Cita-cita Jadi Penulis Sejak SD, Yuzita Nurfitriani Kini Terbitkan 3 Buku Fiksi

20960

SuaraBanyuurip.com – Joko Kuncoro

Bojonegoro – Senyum Yuzita Fitriani mengembang saat bercerita tentang kegiatan menulisnya. Memakai jilbab ungu, ia menceritakan pengalamannya menjadi penulis novel di sela kesibukannya memimpin Badan Eksekutif Mahasiswa (BEM) kampusnya.

Zita sapaan akrabnya telah menulis 38 judul karya fiksi atau cerita karangan yang kemudian diterbitkan dalam tiga buku. Di antaranya Mustahilkah Mimpi-Mimpiku, Dianogsis Rindu dan Debu, Sudut Cinta Si Gadis Kampus ungu. Bahkan, ketiga buku tersebut sudah menjadi koleksi perpustakaan kampusnya.

Dan satu buku antologi atau buku bersama berjudul Kembalinya Para Pahlawan. Kebetulan, meski latar belakang kampus adalah kesehatan. Namun, setiap mahasiswa diwajibkan untuk menulis.

“Karena, di kampus setiap seminggu dua kali pasti ada resensi atau bedah buku. Bukan hanya buku tentang kesehatan saja, namun, ada pula buku novel. Saya sendiri, pernah empat kali menjadi pemantik bedah buku,” kata dara usia 20 tahun itu.

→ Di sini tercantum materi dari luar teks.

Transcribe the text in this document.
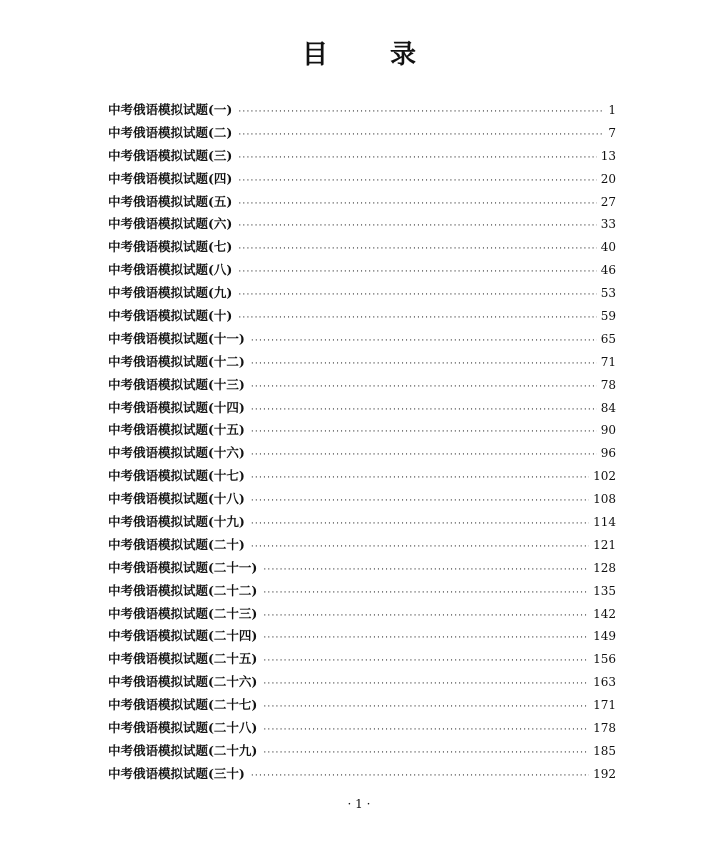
目 录
中考俄语模拟试题(一) ·····	1
中考俄语模拟试题(二) ·····	7
中考俄语模拟试题(三) ·····	13
中考俄语模拟试题(四) ·····	20
中考俄语模拟试题(五) ·····	27
中考俄语模拟试题(六) ·····	33
中考俄语模拟试题(七) ·····	40
中考俄语模拟试题(八) ·····	46
中考俄语模拟试题(九) ·····	53
中考俄语模拟试题(十) ·····	59
中考俄语模拟试题(十一) ·····	65
中考俄语模拟试题(十二) ·····	71
中考俄语模拟试题(十三) ·····	78
中考俄语模拟试题(十四) ·····	84
中考俄语模拟试题(十五) ·····	90
中考俄语模拟试题(十六) ·····	96
中考俄语模拟试题(十七) ·····	102
中考俄语模拟试题(十八) ·····	108
中考俄语模拟试题(十九) ·····	114
中考俄语模拟试题(二十) ·····	121
中考俄语模拟试题(二十一) ·····	128
中考俄语模拟试题(二十二) ·····	135
中考俄语模拟试题(二十三) ·····	142
中考俄语模拟试题(二十四) ·····	149
中考俄语模拟试题(二十五) ·····	156
中考俄语模拟试题(二十六) ·····	163
中考俄语模拟试题(二十七) ·····	171
中考俄语模拟试题(二十八) ·····	178
中考俄语模拟试题(二十九) ·····	185
中考俄语模拟试题(三十) ·····	192
· 1 ·
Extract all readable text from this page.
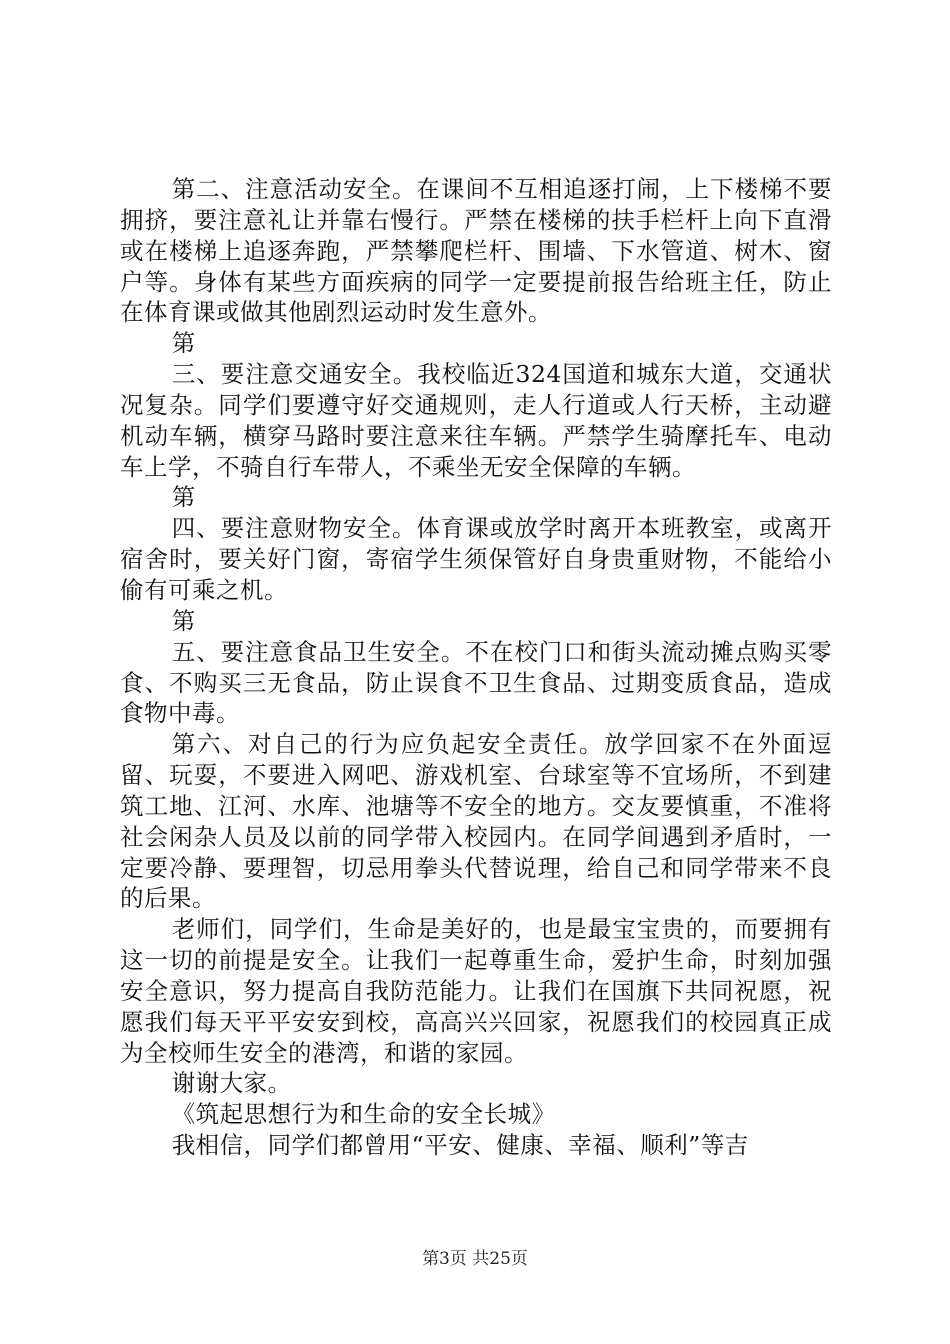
第二、注意活动安全。在课间不互相追逐打闹，上下楼梯不要拥挤，要注意礼让并靠右慢行。严禁在楼梯的扶手栏杆上向下直滑或在楼梯上追逐奔跑，严禁攀爬栏杆、围墙、下水管道、树木、窗户等。身体有某些方面疾病的同学一定要提前报告给班主任，防止在体育课或做其他剧烈运动时发生意外。

第

三、要注意交通安全。我校临近324国道和城东大道，交通状况复杂。同学们要遵守好交通规则，走人行道或人行天桥，主动避机动车辆，横穿马路时要注意来往车辆。严禁学生骑摩托车、电动车上学，不骑自行车带人，不乘坐无安全保障的车辆。

第

四、要注意财物安全。体育课或放学时离开本班教室，或离开宿舍时，要关好门窗，寄宿学生须保管好自身贵重财物，不能给小偷有可乘之机。

第

五、要注意食品卫生安全。不在校门口和街头流动摊点购买零食、不购买三无食品，防止误食不卫生食品、过期变质食品，造成食物中毒。

第六、对自己的行为应负起安全责任。放学回家不在外面逗留、玩耍，不要进入网吧、游戏机室、台球室等不宜场所，不到建筑工地、江河、水库、池塘等不安全的地方。交友要慎重，不准将社会闲杂人员及以前的同学带入校园内。在同学间遇到矛盾时，一定要冷静、要理智，切忌用拳头代替说理，给自己和同学带来不良的后果。

老师们，同学们，生命是美好的，也是最宝宝贵的，而要拥有这一切的前提是安全。让我们一起尊重生命，爱护生命，时刻加强安全意识，努力提高自我防范能力。让我们在国旗下共同祝愿，祝愿我们每天平平安安到校，高高兴兴回家，祝愿我们的校园真正成为全校师生安全的港湾，和谐的家园。

谢谢大家。

《筑起思想行为和生命的安全长城》

我相信，同学们都曾用“平安、健康、幸福、顺利”等吉

第3页 共25页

Mahasiswi asal Stikes Icsada Bojonegoro, Jawa Timur, ini mengatakan, awalnya ketika masih SD pernah berfikiran untuk menjadi penulis. Tetapi, Zita sempat putus asa karena proses menerbitkan buku itu sangat sulit. Seperti di kota-kota besar, meski naskah tulisan sudah selesai, belum tentu nanti akan diterima. Kebanyakan mengalami penolakan. Nah, ketika tahu itu, ia merasa pesimis untuk melangkah maju. Terkadang juga bingung, bagaimana cara ngirim ke penerbit buku, kata mahasiswi fakultas keperawatan itu.

Kemudian, ketika sudah masuk dalam perkuliahan. Zita merasa juga sangat bersyukur karena dalam kampusnya, ada kegiatan sekolah menulis icsada (Semic). Dan semua mahasiswa diwajibkan untuk mengikuti. Terutama mahasiswa baru, di dalam semic dilatih bagaimana carannya menulis. Dari mulai menulis sastra hingga non sastra.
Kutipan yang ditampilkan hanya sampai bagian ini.